When the complexity of the system gets increased, it becomes very hard to analyze the problem using vectors, hence we need "a more sustainable technique" to deal with the problems using scalers.
Newtonian mechanics is essentially vectorial in nature (deals with forces and constraints). The Lagrangian and Hamiltonian formulations, on the other hand, are cast in terms of kinetic and potential energies, which are scalar functions. The equations of motion are thus derived from the scalar variables, which reduces the mathematical complexity. The Hamiltonian method is further advantageous as it involves only first-order derivatives instead of second-order derivatives involved in the Lagrangian approach.
The Lagrangian and Hamiltonian methods are conceptually more simpler and efficient when the mechanical system is more complicated
It is actually necessary to study Newtonian mechanics to truly understand the Lagrangian and Hamiltonian mechanics since their underlying foundation is Newtonian mechanics. These are essentially different formulations of the same mechanics.
Some of the advantages of Lagrangian formalism over Newtonian mechanics are:
1. As a problem solving tool, it takes constraint forces into account i.e, eliminating redundant coordinates takes care of constraints automatically.
2. It is possible to generalize Lagrangian formalism to relativistic mechanics whereas Newtonian mechanics is not applicable in that regime.
3. Lagrangian formalism can be extended to case of continuous degree of freedom, i.e. fields.
(Source: Prof. V. Balakrishnan Video lectures)
When the complexity of the system gets increased, it becomes very hard to analyze the problem using vectors, hence we need "a more sustainable technique" to deal with the problems using scalers.
Newtonian mechanics is essentially vectorial in nature (deals with forces and constraints).
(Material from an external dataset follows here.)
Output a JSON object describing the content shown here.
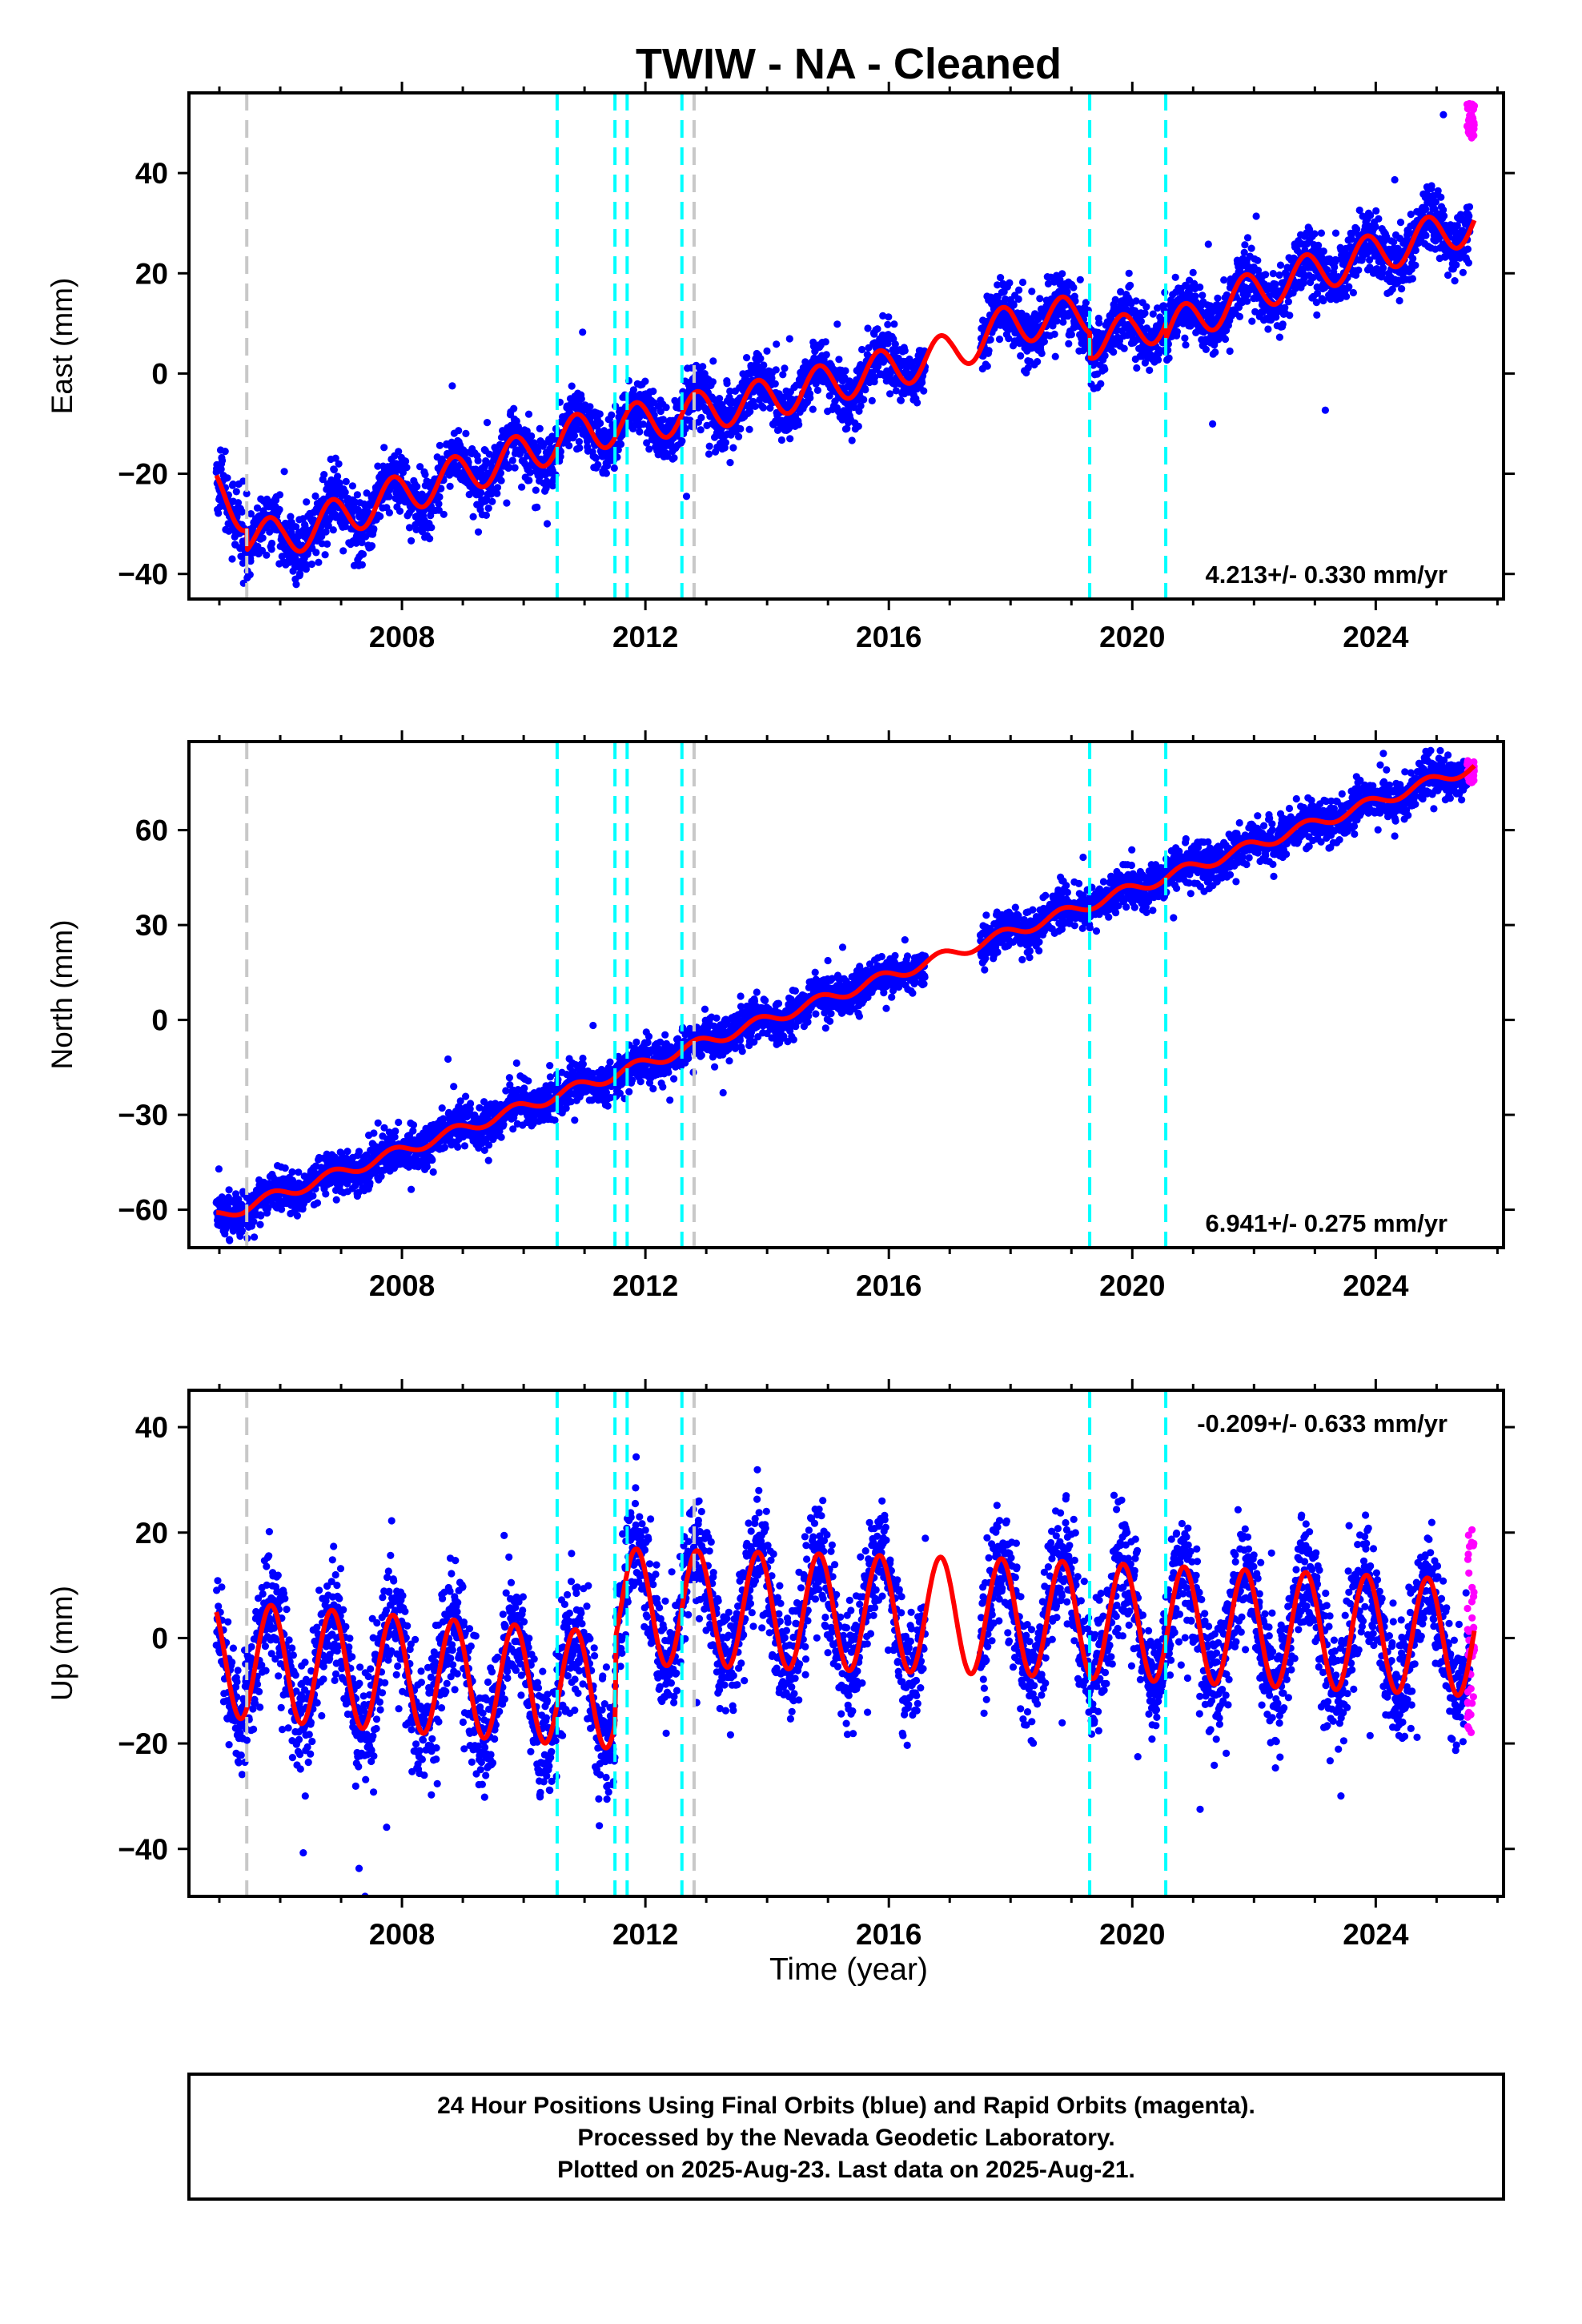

The Lagrangian and Hamiltonian formulations, on the other hand, are cast in terms of kinetic and potential energies, which are scalar functions. The equations of motion are thus derived from the scalar variables, which reduces the mathematical complexity. The Hamiltonian method is further advantageous as it involves only first-order derivatives instead of second-order derivatives involved in the Lagrangian approach.
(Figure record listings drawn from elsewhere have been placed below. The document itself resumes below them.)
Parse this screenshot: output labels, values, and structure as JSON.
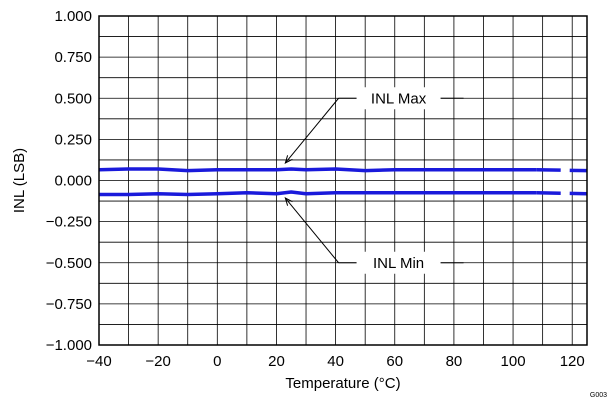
{
  "chart_data": {
    "type": "line",
    "title": "",
    "xlabel": "Temperature (°C)",
    "ylabel": "INL (LSB)",
    "xlim": [
      -40,
      125
    ],
    "ylim": [
      -1.0,
      1.0
    ],
    "x_ticks": [
      -40,
      -20,
      0,
      20,
      40,
      60,
      80,
      100,
      120
    ],
    "x_tick_labels": [
      "−40",
      "−20",
      "0",
      "20",
      "40",
      "60",
      "80",
      "100",
      "120"
    ],
    "y_ticks": [
      1.0,
      0.75,
      0.5,
      0.25,
      0.0,
      -0.25,
      -0.5,
      -0.75,
      -1.0
    ],
    "y_tick_labels": [
      "1.000",
      "0.750",
      "0.500",
      "0.250",
      "0.000",
      "−0.250",
      "−0.500",
      "−0.750",
      "−1.000"
    ],
    "grid": true,
    "line_color": "#1a1adb",
    "series": [
      {
        "name": "INL Max",
        "x": [
          -40,
          -30,
          -20,
          -10,
          0,
          10,
          20,
          25,
          30,
          40,
          50,
          60,
          70,
          80,
          90,
          100,
          108
        ],
        "y": [
          0.065,
          0.07,
          0.07,
          0.06,
          0.065,
          0.065,
          0.065,
          0.07,
          0.065,
          0.07,
          0.06,
          0.065,
          0.065,
          0.065,
          0.065,
          0.065,
          0.065
        ],
        "extrapolated": {
          "x": [
            108,
            125
          ],
          "y": [
            0.065,
            0.06
          ]
        }
      },
      {
        "name": "INL Min",
        "x": [
          -40,
          -30,
          -20,
          -10,
          0,
          10,
          20,
          25,
          30,
          40,
          50,
          60,
          70,
          80,
          90,
          100,
          108
        ],
        "y": [
          -0.085,
          -0.085,
          -0.08,
          -0.085,
          -0.08,
          -0.075,
          -0.08,
          -0.07,
          -0.08,
          -0.075,
          -0.075,
          -0.075,
          -0.075,
          -0.075,
          -0.075,
          -0.075,
          -0.075
        ],
        "extrapolated": {
          "x": [
            108,
            125
          ],
          "y": [
            -0.075,
            -0.08
          ]
        }
      }
    ],
    "annotations": [
      {
        "text": "INL Max",
        "target_x": 23,
        "target_y": 0.07,
        "label_anchor": {
          "x": 41,
          "y": 0.5
        }
      },
      {
        "text": "INL Min",
        "target_x": 23,
        "target_y": -0.07,
        "label_anchor": {
          "x": 41,
          "y": -0.5
        }
      }
    ],
    "figure_id": "G003"
  }
}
The Lagrangian and Hamiltonian methods are conceptually more simpler and efficient when the mechanical system is more complicated
I think question should be
Why we need Newtonian if we have Hamiltonian and Lagrangian mechanics 🤔
It is actually necessary to study Newtonian mechanics to truly understand the Lagrangian and Hamiltonian mechanics since their underlying foundation is Newtonian mechanics. These are essentially different formulations of the same mechanics.
Are you trying to say one can't understand the mechanics of system using Lagrangian or Hamiltonian mechanics,only.
It is necessary to understand the Newtonian??
I don't think so
Because Newtonian deals with force system
And Lagrangian and Hamiltonian use energy systems
So always energy systems is more general as compared to force system
So we can understand better using energy systems compare to force system
Think about this 😌
i agree with Reet
We don't "need" them, but they are convenient in different problems. They do not introduce any new physics.